Wigeon are among the best known ducks in North West Europe, with the male’s characteristic whistle well known by wildfowlers and bird watchers. They visit Britain in the autumn before returning to breeding grounds in the spring.

But their numbers have reduced due to a loss of key wetland staging-grounds in Belarus and Lithuania during the last ten years, which has diminished their ability to rest and refuel.

Around 30,000 wigeon have been recorded at a crucial site on the Nemunas River Delta between Lithuania and Russia and 150,000 on the Pripyat River floodplain in southern Belarus. But the WHCT hope that improving these sites will increase breeding rates.

The grant will fund mapping of the sites and improve habitats by cutting back bushes and restoring grazing to ensure wigeon have access to nutritionally-essential grasses and herbs. The money will also be used to raise awareness amongst local farmers of the importance of these sites and the birds they support.

The WHCT is the grant-giving arm of conservation charity the Wildlife Habitat Trust (WHT), which was set up by BASC and the request of members to provide funds for shooting and conservation.

During the last eight years, the WHCT has distributed over £60,000 to projects in Lithuania, Russia and Belarus which benefit UK-bound wildfowl.

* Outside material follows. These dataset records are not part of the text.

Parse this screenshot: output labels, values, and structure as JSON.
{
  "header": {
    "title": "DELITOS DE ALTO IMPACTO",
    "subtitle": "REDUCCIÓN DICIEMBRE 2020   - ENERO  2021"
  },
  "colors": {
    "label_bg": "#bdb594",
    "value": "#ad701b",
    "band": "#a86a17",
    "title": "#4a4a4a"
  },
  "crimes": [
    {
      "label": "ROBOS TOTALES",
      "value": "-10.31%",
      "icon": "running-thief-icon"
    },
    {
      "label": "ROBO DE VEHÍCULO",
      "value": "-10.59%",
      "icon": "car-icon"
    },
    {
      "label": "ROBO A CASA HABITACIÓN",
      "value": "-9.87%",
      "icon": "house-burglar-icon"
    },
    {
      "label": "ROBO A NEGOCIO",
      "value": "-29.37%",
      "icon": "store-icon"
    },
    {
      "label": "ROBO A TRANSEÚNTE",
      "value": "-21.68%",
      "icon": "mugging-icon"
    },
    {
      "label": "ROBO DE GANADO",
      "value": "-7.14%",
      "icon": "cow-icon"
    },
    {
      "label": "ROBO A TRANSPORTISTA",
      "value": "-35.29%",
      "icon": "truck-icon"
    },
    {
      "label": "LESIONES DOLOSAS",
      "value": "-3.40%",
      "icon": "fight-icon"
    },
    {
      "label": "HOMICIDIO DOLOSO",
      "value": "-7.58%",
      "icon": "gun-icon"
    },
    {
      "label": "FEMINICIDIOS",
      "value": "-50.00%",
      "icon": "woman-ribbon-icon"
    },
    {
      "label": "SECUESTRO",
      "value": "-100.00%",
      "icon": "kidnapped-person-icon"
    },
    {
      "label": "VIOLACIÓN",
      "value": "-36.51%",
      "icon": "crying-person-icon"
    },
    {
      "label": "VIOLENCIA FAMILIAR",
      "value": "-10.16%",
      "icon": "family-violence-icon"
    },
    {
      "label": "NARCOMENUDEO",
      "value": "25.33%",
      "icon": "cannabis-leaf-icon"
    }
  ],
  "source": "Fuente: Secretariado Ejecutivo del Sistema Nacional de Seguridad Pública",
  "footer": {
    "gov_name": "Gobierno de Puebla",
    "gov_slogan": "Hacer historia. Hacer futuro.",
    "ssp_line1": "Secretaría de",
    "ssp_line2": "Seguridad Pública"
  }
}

Tim Russell, BASC’s director of conservation and secretary to the WHT, said: “Migratory wildfowl are particularly vulnerable to the effects of climate change and loss of habitat.

“The money the WHCT has spent on flyway conservation projects is important not only to people that shoot, but also to people that just like looking at birds. These projects show that shooters really do care about conservation.”

This project was recognised as a good example of its kind by the chairman and delegates of the recent meeting of the African Eurasian Migratory Waterbird Agreement (AEWA), held in Bonn, Germany.